Hosts Leigh and Leslie Keno of “Antiques Roadshow” begin each episode by checking out antique furniture, art and objects in homes around the country (last season, they found a Martin Johnson Heade painting in a Massachusetts attic that brought in more than $1 million at auction). In the show’s final segment, Hampton gives a tour of a home. She was hired as much for her designing expertise as for her connections among world-class decorators.

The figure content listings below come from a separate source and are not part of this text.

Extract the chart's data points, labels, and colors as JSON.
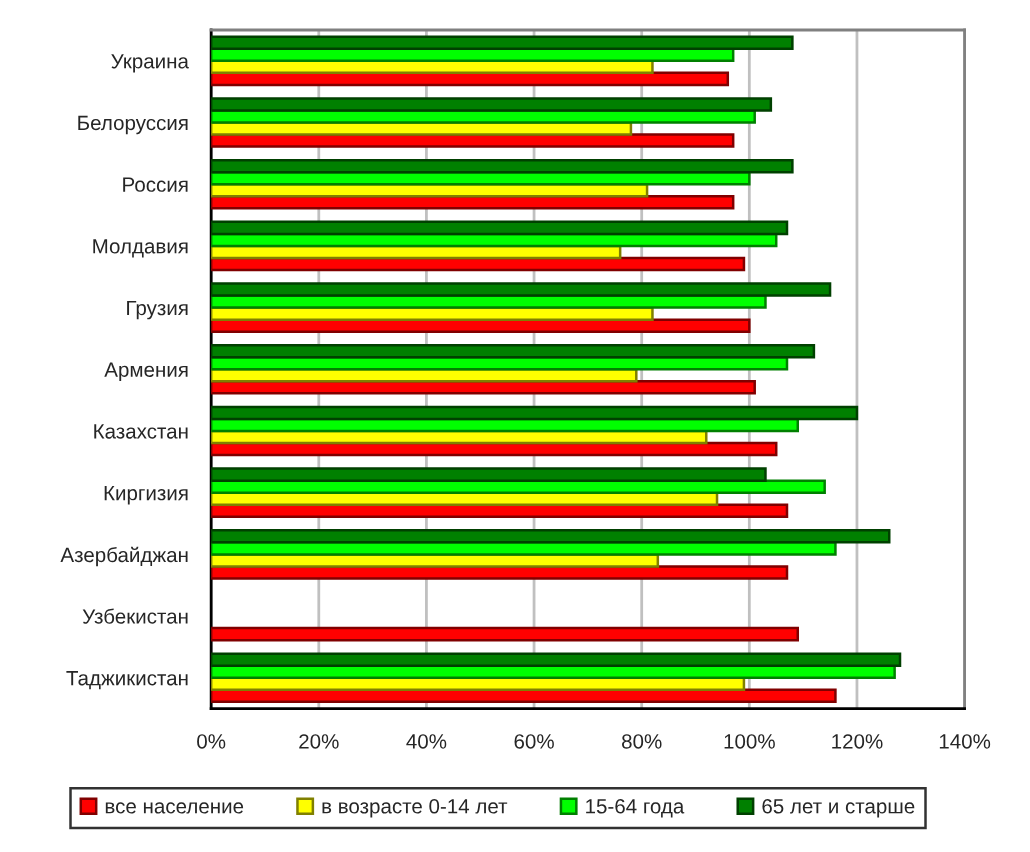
{
  "chart_data": {
    "type": "bar",
    "orientation": "horizontal",
    "categories": [
      "Украина",
      "Белоруссия",
      "Россия",
      "Молдавия",
      "Грузия",
      "Армения",
      "Казахстан",
      "Киргизия",
      "Азербайджан",
      "Узбекистан",
      "Таджикистан"
    ],
    "series": [
      {
        "name": "все население",
        "color": "#ff0000",
        "values": [
          96,
          97,
          97,
          99,
          100,
          101,
          105,
          107,
          107,
          109,
          116
        ]
      },
      {
        "name": "в возрасте 0-14 лет",
        "color": "#ffff00",
        "values": [
          82,
          78,
          81,
          76,
          82,
          79,
          92,
          94,
          83,
          null,
          99
        ]
      },
      {
        "name": "15-64 года",
        "color": "#00ff00",
        "values": [
          97,
          101,
          100,
          105,
          103,
          107,
          109,
          114,
          116,
          null,
          127
        ]
      },
      {
        "name": "65 лет и старше",
        "color": "#008000",
        "values": [
          108,
          104,
          108,
          107,
          115,
          112,
          120,
          103,
          126,
          null,
          128
        ]
      }
    ],
    "xlim": [
      0,
      140
    ],
    "xticks": [
      {
        "value": 0,
        "label": "0%"
      },
      {
        "value": 20,
        "label": "20%"
      },
      {
        "value": 40,
        "label": "40%"
      },
      {
        "value": 60,
        "label": "60%"
      },
      {
        "value": 80,
        "label": "80%"
      },
      {
        "value": 100,
        "label": "100%"
      },
      {
        "value": 120,
        "label": "120%"
      },
      {
        "value": 140,
        "label": "140%"
      }
    ],
    "grid": "x",
    "legend": "bottom"
  }
}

This morning’s pied-à-terre was designed by Ernest de la Torre. “We wanted modern but we wanted to make it comfortable,” explains de la Torre, who is leading Hampton, director and executive producer Russ Morash and associate producer Laura LeBlanc around the 3,000-square-foot space he outfitted for a couple who use it when passing through the city. “They have a 10,000-square-foot home in South America, so this is their hotel room.”

And it’s a decadent one at that. There’s a Rauschenberg painting in the beige sitting room, where everyone goes crazy for a high-quality copy of a Twenties Ruhlmann sofa. In the so-called “media room,” darker taupe hues take hold in the form of calfskin leather walls, shag carpet, a pullout camel-hair sofa and cashmere and coyote-fur pillows. “Everything is so tactile,” Hampton observes.

De la Torre then leads the group to the foyer, a cube surrounded by dark wood panels that, when pushed lightly, reveal closets, a guest bathroom and a “secret passageway” that leads to two bedrooms. He points out a view of the Time Warner building from the master bedroom, saying: “They built it in the time it took me to do this apartment!”

“The smaller the space, the tougher it is to decorate,” Hampton says with a nod. “It’s like a jigsaw puzzle.”

The tour completed, everyone’s attention turns to the details. A flower delivery arrives for the dining room table and coffee table, Hampton and Morash discuss what room to begin filming in and the remote control shades in the sitting area are adjusted to an optimal height.

As filming begins, Hampton moves easily through the apartment with de la Torre, who also proves to be a natural in front of the camera. Despite enviable decorating genes (her father was uberdecorator Mark Hampton), she is able to talk about design clearly and with no pretension.

“It looks like you’ve mined every square inch,” she remarks to de la Torre, pointing out a bar area right past the foyer.

And spoken like a true Manhattanite, he responds, “In New York, every single inch counts.”